Finding an online match is a bit of crapshoot. You can filter matchmaking by signal strength but if you want a low ping match, in my experience, you could be waiting for some time. There have also been a number of instances where matches have dropped out or I’ve had to reenter the lobby for seemingly no reason. After a week or two of playing the game, both online and off, I definitely feel like I reached a skill ceiling where it became clear that to get better at this game, and to have even a slight chance of actually winning some ranked matches, I’d have to dedicate some serious time to learning in-depth combos with specific characters. The question then becomes whether I wanted to invest the time in getting to a point where I can hold my own online. The answer is naturally going to be different from person to person, but it’s something worth asking yourself before buying.

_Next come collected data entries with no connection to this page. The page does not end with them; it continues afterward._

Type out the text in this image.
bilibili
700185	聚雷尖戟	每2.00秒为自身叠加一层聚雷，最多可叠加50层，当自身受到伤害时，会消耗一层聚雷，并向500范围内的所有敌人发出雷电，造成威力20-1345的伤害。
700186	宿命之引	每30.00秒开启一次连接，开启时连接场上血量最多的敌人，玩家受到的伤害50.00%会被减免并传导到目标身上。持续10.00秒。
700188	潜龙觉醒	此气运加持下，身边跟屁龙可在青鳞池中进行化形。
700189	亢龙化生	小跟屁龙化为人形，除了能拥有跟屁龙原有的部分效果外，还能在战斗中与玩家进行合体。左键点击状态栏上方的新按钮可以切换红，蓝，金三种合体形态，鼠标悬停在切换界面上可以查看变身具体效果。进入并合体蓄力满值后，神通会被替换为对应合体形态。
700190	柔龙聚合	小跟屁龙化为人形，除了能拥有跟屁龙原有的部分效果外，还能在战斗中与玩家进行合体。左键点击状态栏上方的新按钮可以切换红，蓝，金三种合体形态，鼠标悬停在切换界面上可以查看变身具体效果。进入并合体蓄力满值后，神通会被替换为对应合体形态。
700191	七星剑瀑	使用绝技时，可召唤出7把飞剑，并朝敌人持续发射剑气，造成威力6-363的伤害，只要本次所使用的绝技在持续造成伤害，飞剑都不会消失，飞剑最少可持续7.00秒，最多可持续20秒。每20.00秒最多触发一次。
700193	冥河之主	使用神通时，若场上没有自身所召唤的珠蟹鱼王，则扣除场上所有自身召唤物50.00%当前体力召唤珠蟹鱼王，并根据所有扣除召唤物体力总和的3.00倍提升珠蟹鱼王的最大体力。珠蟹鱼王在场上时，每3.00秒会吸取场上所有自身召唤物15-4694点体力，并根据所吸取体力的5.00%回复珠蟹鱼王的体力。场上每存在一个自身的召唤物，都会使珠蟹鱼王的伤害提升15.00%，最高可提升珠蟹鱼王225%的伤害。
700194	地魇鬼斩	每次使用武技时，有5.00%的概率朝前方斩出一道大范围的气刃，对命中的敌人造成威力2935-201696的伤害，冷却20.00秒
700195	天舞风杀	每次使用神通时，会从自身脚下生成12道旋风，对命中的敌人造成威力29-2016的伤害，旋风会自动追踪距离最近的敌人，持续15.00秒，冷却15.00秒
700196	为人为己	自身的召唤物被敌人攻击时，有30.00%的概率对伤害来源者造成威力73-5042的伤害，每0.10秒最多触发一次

Dragon Ball FighterZ is clearly a passion project for developer Arc System Works. The amount of care and detail that has gone into each stage, character and their abilities is astounding. For anyone who has even a passing interest in fighting games or Dragon Ball, you owe it to yourself to check this game out. There’s enough offline content to keep you busy if the idea of ranked online is too intimidating, but for those who embrace the salty disconnects and meta discussion the scene is thriving. Casual players like me may reach a point where the amount of time and focus required to improve further increases exponentially, but that shouldn’t dissuade you from checking out this gorgeous, intensely satisfying fighter.
Dragon Ball FighterZ was reviewed on a PS4 Pro using a promo copy provided by Bandai Namco.